Berangkat dari kondisi ini, Pokja mengambil langkah-langkah seperti gencar melakukan pembinaan terhadap caleg perempuan yang akan maju dalam Pemilu Legislatif 2009. Misalnya, dengan memberikan buku Panduan Praktis Strategi Pemenangan Pemilu: Perempuan Maju Perempuan Menang. Koordinator Pokja Masruchah berharap, agar caleg perempuan ini maju dengan kualitas yang mumpuni dan tidak kalah dengan kaum laki-laki. Masruchah mengatakan tidak hanya menggarap caleg perempuan, Pokja juga melakukan lobi ke parpol-parpol peserta pemilu.

 

Pokja keterwakilan perempuan juga berniat untuk beraudiensi dengan Presiden SBY terkait dengan persoalan ini. Pokja belum yakin bahwa SBY paham dengan semangat affirmative action ini, untuk itu Pokja merasa perlu untuk menyampaikan dan berdialog langsung dengan SBY, kata Masruchah.

 

Di luar persoalan kualitas caleg perempuan, Pokja juga memberi perhatian khusus terhadap regulasi yang mendasari affirmative action.
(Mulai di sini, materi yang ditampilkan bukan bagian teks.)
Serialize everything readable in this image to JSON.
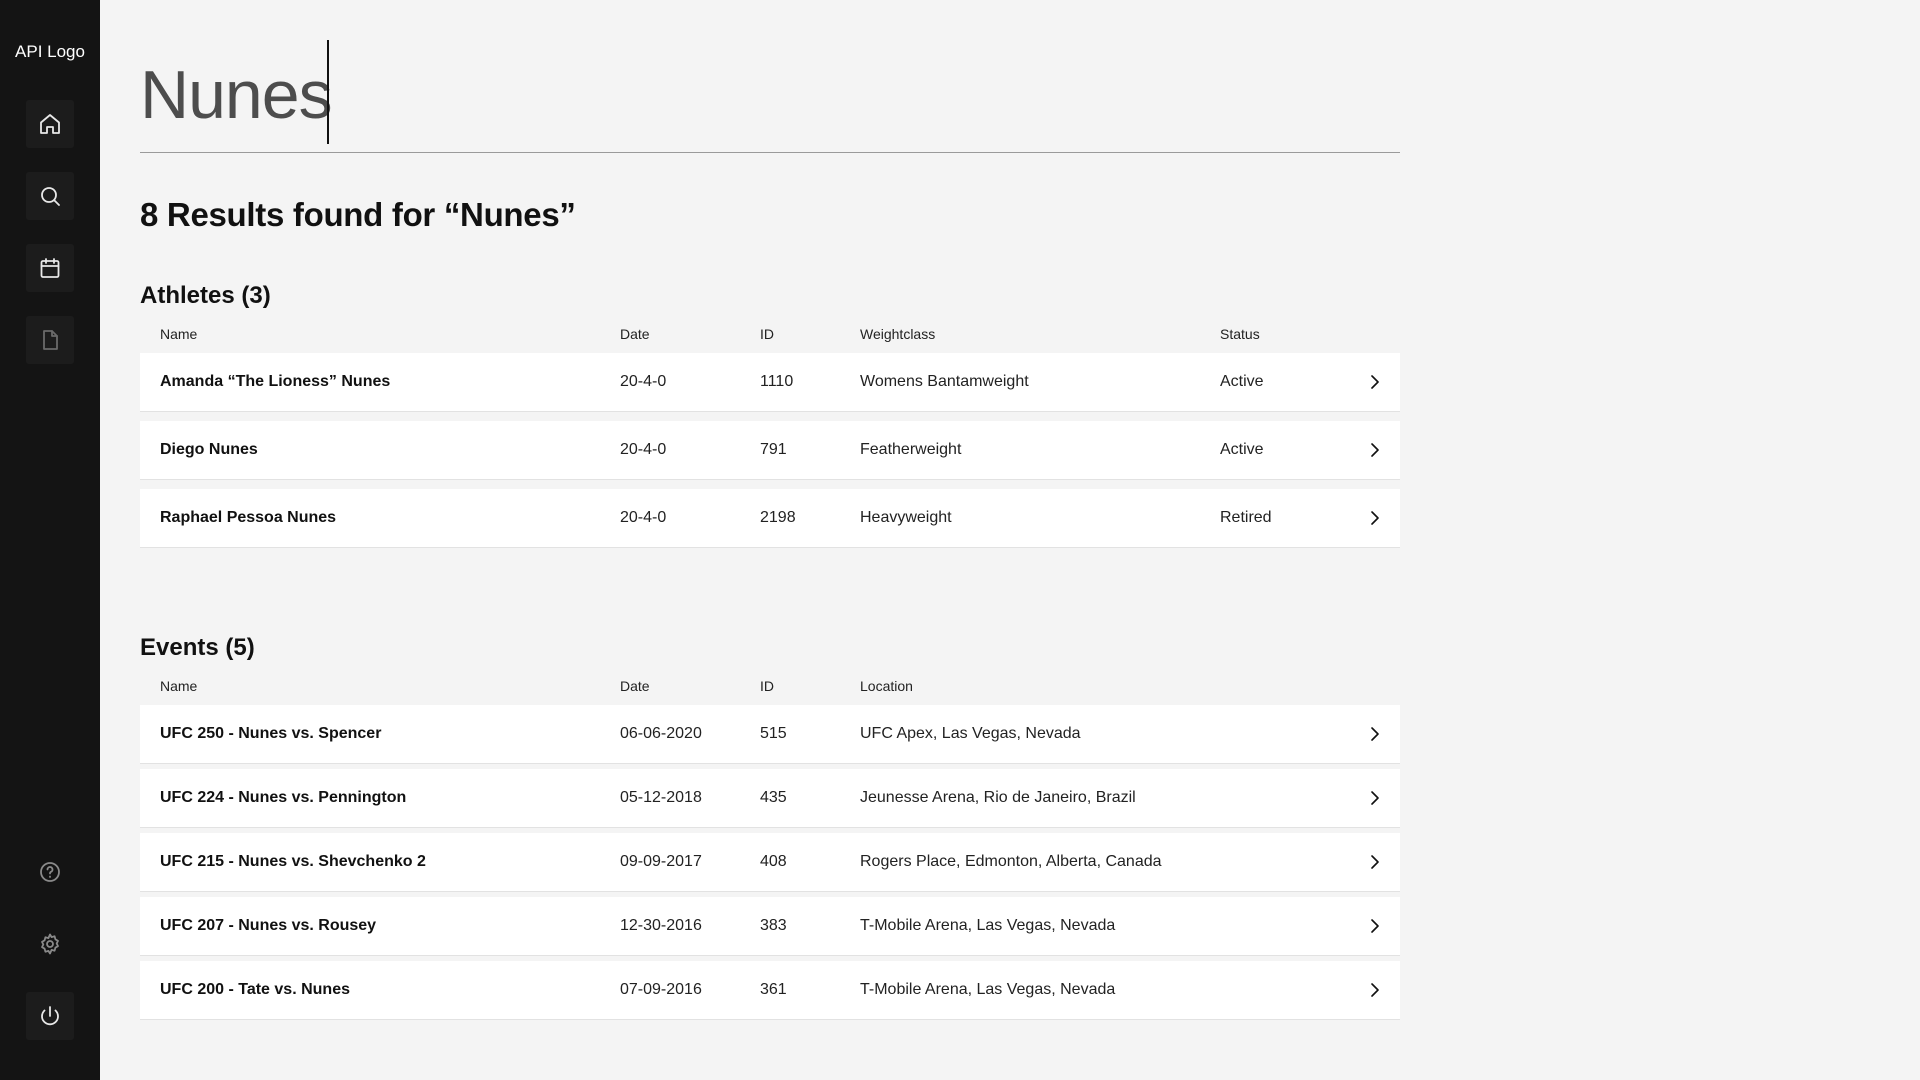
{
  "sidebar": {
    "logo": "API Logo",
    "nav": [
      {
        "icon": "home-icon"
      },
      {
        "icon": "search-icon"
      },
      {
        "icon": "calendar-icon"
      },
      {
        "icon": "document-icon"
      }
    ],
    "bottom": [
      {
        "icon": "help-icon"
      },
      {
        "icon": "gear-icon"
      },
      {
        "icon": "power-icon"
      }
    ]
  },
  "search": {
    "value": "Nunes"
  },
  "results_title": "8 Results found for “Nunes”",
  "athletes": {
    "title": "Athletes (3)",
    "columns": [
      "Name",
      "Date",
      "ID",
      "Weightclass",
      "Status"
    ],
    "rows": [
      {
        "name": "Amanda “The Lioness” Nunes",
        "date": "20-4-0",
        "id": "1110",
        "weightclass": "Womens Bantamweight",
        "status": "Active"
      },
      {
        "name": "Diego Nunes",
        "date": "20-4-0",
        "id": "791",
        "weightclass": "Featherweight",
        "status": "Active"
      },
      {
        "name": "Raphael Pessoa Nunes",
        "date": "20-4-0",
        "id": "2198",
        "weightclass": "Heavyweight",
        "status": "Retired"
      }
    ]
  },
  "events": {
    "title": "Events (5)",
    "columns": [
      "Name",
      "Date",
      "ID",
      "Location"
    ],
    "rows": [
      {
        "name": "UFC 250 - Nunes vs. Spencer",
        "date": "06-06-2020",
        "id": "515",
        "location": "UFC Apex, Las Vegas, Nevada"
      },
      {
        "name": "UFC 224 - Nunes vs. Pennington",
        "date": "05-12-2018",
        "id": "435",
        "location": "Jeunesse Arena, Rio de Janeiro, Brazil"
      },
      {
        "name": "UFC 215 - Nunes vs. Shevchenko 2",
        "date": "09-09-2017",
        "id": "408",
        "location": "Rogers Place, Edmonton, Alberta, Canada"
      },
      {
        "name": "UFC 207 - Nunes vs. Rousey",
        "date": "12-30-2016",
        "id": "383",
        "location": "T-Mobile Arena, Las Vegas, Nevada"
      },
      {
        "name": "UFC 200 - Tate vs. Nunes",
        "date": "07-09-2016",
        "id": "361",
        "location": "T-Mobile Arena, Las Vegas, Nevada"
      }
    ]
  }
}
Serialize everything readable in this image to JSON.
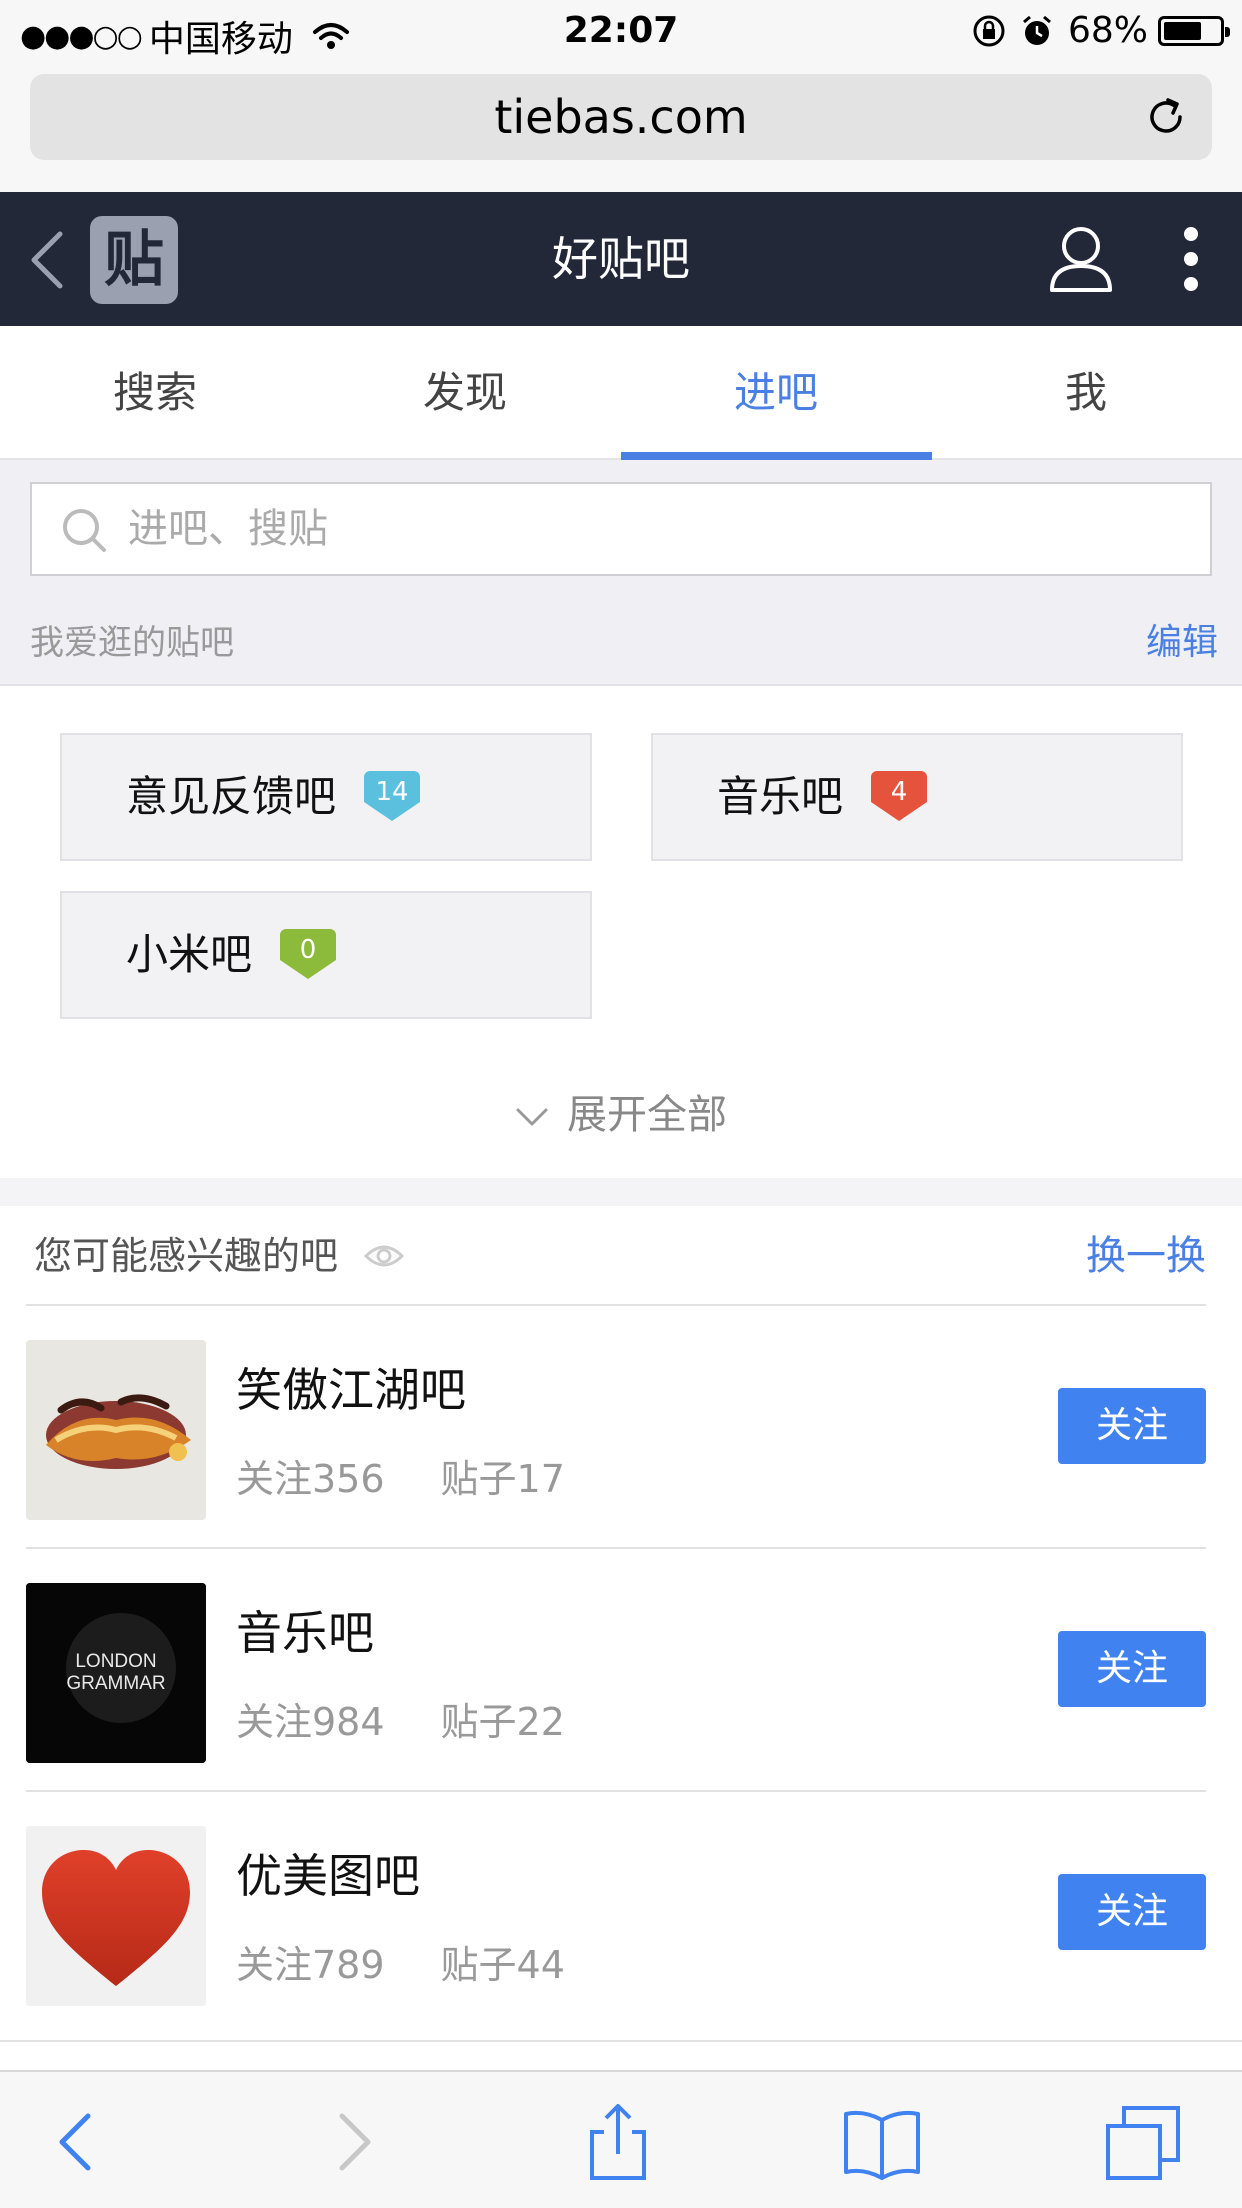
{
  "status_bar": {
    "signal": "●●●○○",
    "carrier": "中国移动",
    "time": "22:07",
    "battery": "68%",
    "battery_level": 0.68
  },
  "browser": {
    "url": "tiebas.com"
  },
  "header": {
    "logo_char": "贴",
    "title": "好贴吧"
  },
  "tabs": [
    {
      "label": "搜索",
      "active": false
    },
    {
      "label": "发现",
      "active": false
    },
    {
      "label": "进吧",
      "active": true
    },
    {
      "label": "我",
      "active": false
    }
  ],
  "search": {
    "placeholder": "进吧、搜贴"
  },
  "favorites": {
    "title": "我爱逛的贴吧",
    "edit_label": "编辑",
    "items": [
      {
        "name": "意见反馈吧",
        "badge": "14",
        "badge_color": "#5bc0de"
      },
      {
        "name": "音乐吧",
        "badge": "4",
        "badge_color": "#e5533d"
      },
      {
        "name": "小米吧",
        "badge": "0",
        "badge_color": "#8cba3a"
      }
    ],
    "expand_label": "展开全部"
  },
  "interest": {
    "title": "您可能感兴趣的吧",
    "refresh_label": "换一换",
    "items": [
      {
        "name": "笑傲江湖吧",
        "followers": "关注356",
        "posts": "贴子17",
        "button": "关注"
      },
      {
        "name": "音乐吧",
        "followers": "关注984",
        "posts": "贴子22",
        "button": "关注"
      },
      {
        "name": "优美图吧",
        "followers": "关注789",
        "posts": "贴子44",
        "button": "关注"
      }
    ],
    "thumb2_text": [
      "LONDON",
      "GRAMMAR"
    ]
  },
  "colors": {
    "accent": "#4a7fe4",
    "header_bg": "#232838",
    "follow_button": "#3f82f0"
  }
}
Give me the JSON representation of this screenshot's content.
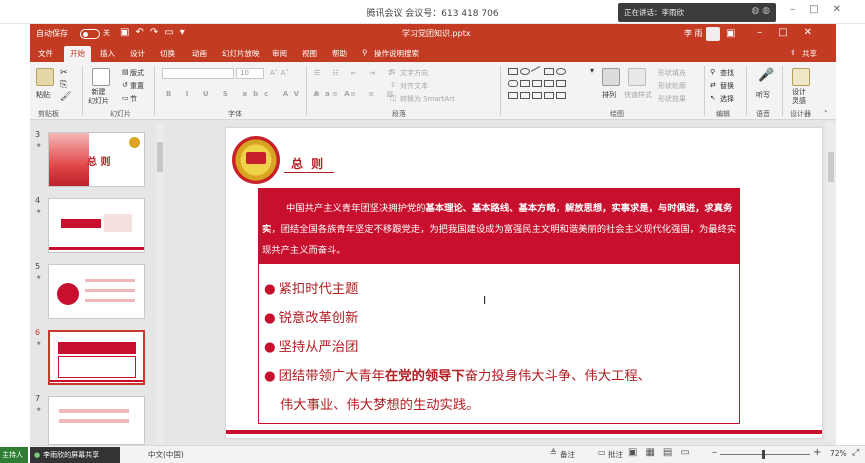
{
  "meeting": {
    "title": "腾讯会议 会议号：613 418 706",
    "speaking_label": "正在讲话：李雨欣",
    "host_tag": "主持人",
    "share_tag": "李雨欣的屏幕共享"
  },
  "ppt": {
    "autosave_label": "自动保存",
    "autosave_state": "关",
    "file_name": "学习党团知识.pptx",
    "user_name": "李 雨",
    "share_label": "共享",
    "tabs": [
      "文件",
      "开始",
      "插入",
      "设计",
      "切换",
      "动画",
      "幻灯片放映",
      "审阅",
      "视图",
      "帮助",
      "操作说明搜索"
    ],
    "active_tab": "开始",
    "ribbon": {
      "paste": "粘贴",
      "new_slide": "新建\n幻灯片",
      "layout": "版式",
      "reset": "重置",
      "section": "节",
      "font_size": "10",
      "text_direction": "文字方向",
      "align_text": "对齐文本",
      "convert_smartart": "转换为 SmartArt",
      "arrange": "排列",
      "quick_styles": "快速样式",
      "shape_fill": "形状填充",
      "shape_outline": "形状轮廓",
      "shape_effects": "形状效果",
      "find": "查找",
      "replace": "替换",
      "select": "选择",
      "dictate": "听写",
      "designer": "设计\n灵感",
      "groups": {
        "clipboard": "剪贴板",
        "slides": "幻灯片",
        "font": "字体",
        "paragraph": "段落",
        "drawing": "绘图",
        "editing": "编辑",
        "voice": "语音",
        "designer": "设计器"
      }
    },
    "thumbnails": [
      {
        "num": "3",
        "title": "总 则"
      },
      {
        "num": "4",
        "title": ""
      },
      {
        "num": "5",
        "title": ""
      },
      {
        "num": "6",
        "title": "",
        "selected": true
      },
      {
        "num": "7",
        "title": ""
      }
    ],
    "status": {
      "language": "中文(中国)",
      "notes": "备注",
      "comments": "批注",
      "zoom": "72%"
    }
  },
  "slide": {
    "title": "总 则",
    "intro_parts": [
      {
        "text": "中国共产主义青年团坚决拥护党的",
        "bold": false
      },
      {
        "text": "基本理论、基本路线、基本方略",
        "bold": true
      },
      {
        "text": "，",
        "bold": false
      },
      {
        "text": "解放思想，实事求是，与时俱进，求真务实",
        "bold": true
      },
      {
        "text": "，团结全国各族青年坚定不移跟党走，为把我国建设成为富强民主文明和谐美丽的社会主义现代化强国，为最终实现共产主义而奋斗。",
        "bold": false
      }
    ],
    "bullets": [
      {
        "text": "紧扣时代主题"
      },
      {
        "text": "锐意改革创新"
      },
      {
        "text": "坚持从严治团"
      },
      {
        "pre": "团结带领广大青年",
        "bold": "在党的领导下",
        "post": "奋力投身伟大斗争、伟大工程、"
      },
      {
        "continuation": "伟大事业、伟大梦想的生动实践。"
      }
    ]
  },
  "colors": {
    "ppt_red": "#c33b22",
    "slide_red": "#c8102e",
    "title_red": "#b21d23"
  }
}
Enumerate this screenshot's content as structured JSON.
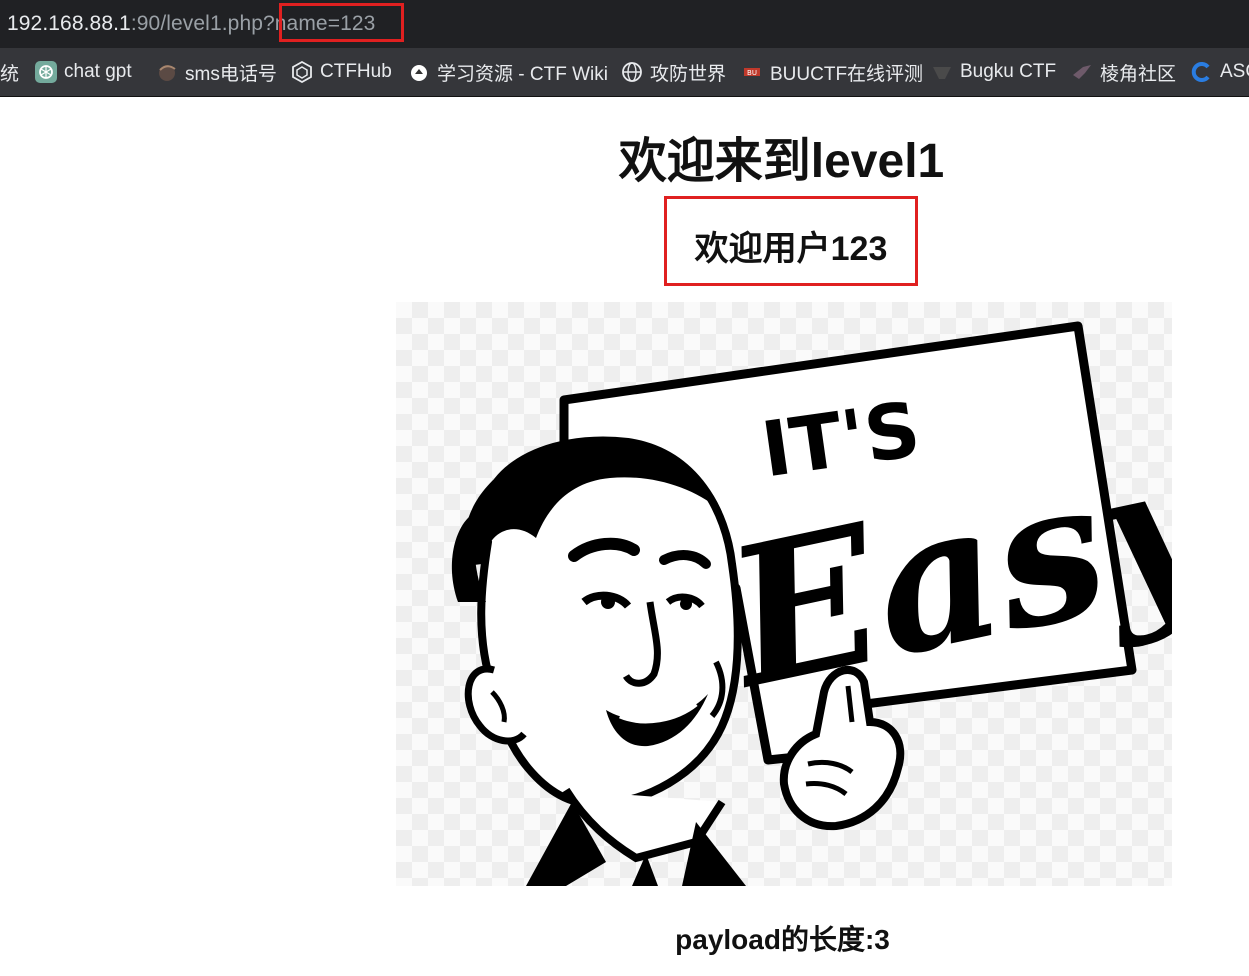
{
  "address_bar": {
    "host": "192.168.88.1",
    "path": ":90/level1.php?",
    "query": "name=123"
  },
  "bookmarks": [
    {
      "label": "统",
      "icon": "none"
    },
    {
      "label": "chat gpt",
      "icon": "openai-icon"
    },
    {
      "label": "sms电话号",
      "icon": "sms-icon"
    },
    {
      "label": "CTFHub",
      "icon": "ctfhub-icon"
    },
    {
      "label": "学习资源 - CTF Wiki",
      "icon": "ctf-wiki-icon"
    },
    {
      "label": "攻防世界",
      "icon": "globe-icon"
    },
    {
      "label": "BUUCTF在线评测",
      "icon": "buuctf-icon"
    },
    {
      "label": "Bugku CTF",
      "icon": "bugku-icon"
    },
    {
      "label": "棱角社区",
      "icon": "bird-icon"
    },
    {
      "label": "ASC",
      "icon": "c-logo-icon"
    }
  ],
  "page": {
    "title": "欢迎来到level1",
    "greeting": "欢迎用户123",
    "image_text_top": "IT'S",
    "image_text_script": "Easy",
    "payload_length": "payload的长度:3"
  },
  "colors": {
    "highlight": "#e02020",
    "address_bg": "#202124",
    "bookmarks_bg": "#35363a"
  }
}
Pasca putusan MK 23 Desember lalu, Masruchah berpendapat KPU memang harus segera mempersiapkan aturan yang jelas tentang penetapan caleg berdasarkan suara terbanyak dan affirmative action.

 

Pasal-pasal yang terdapat dalam UU Pemilu merupakan suatu kesatuan, ketika ada satu pasal yang dicabut maka berakibat runtuhnya kesatuan pasal-pasal yang mengatur Pemilu ungkap Masruchah yang juga Sekjen Koalisi Perempuan Indonesia.

 

Pada kesempatan terpisah, Ketua Divisi Hukum dan HAM Partai Penegak Demokrasi Indonesia D Parlindungan Sitorus berpendapat penerapan affirmative action sebenarnya justru mendiskriminasikan kaum perempuan. Menurut Parlindungan, kaum perempuan seharusnya diberi kebebasan untuk berpolitik tanpa ada perbedaan dengan laki-laki. Pendidikan kader dalam partai politik tidak boleh dibeda-bedakan antara kaum laki-laki dengan kaum perempuan, ungkapnya. Apalagi, menurut Parlindungan, kesadaran berpolitik kaum perempuan saat ini sudah cukup tinggi dan bahkan banyak yang sudah mempunyai kemampuan berpolitik lebih dari kaum laki-laki.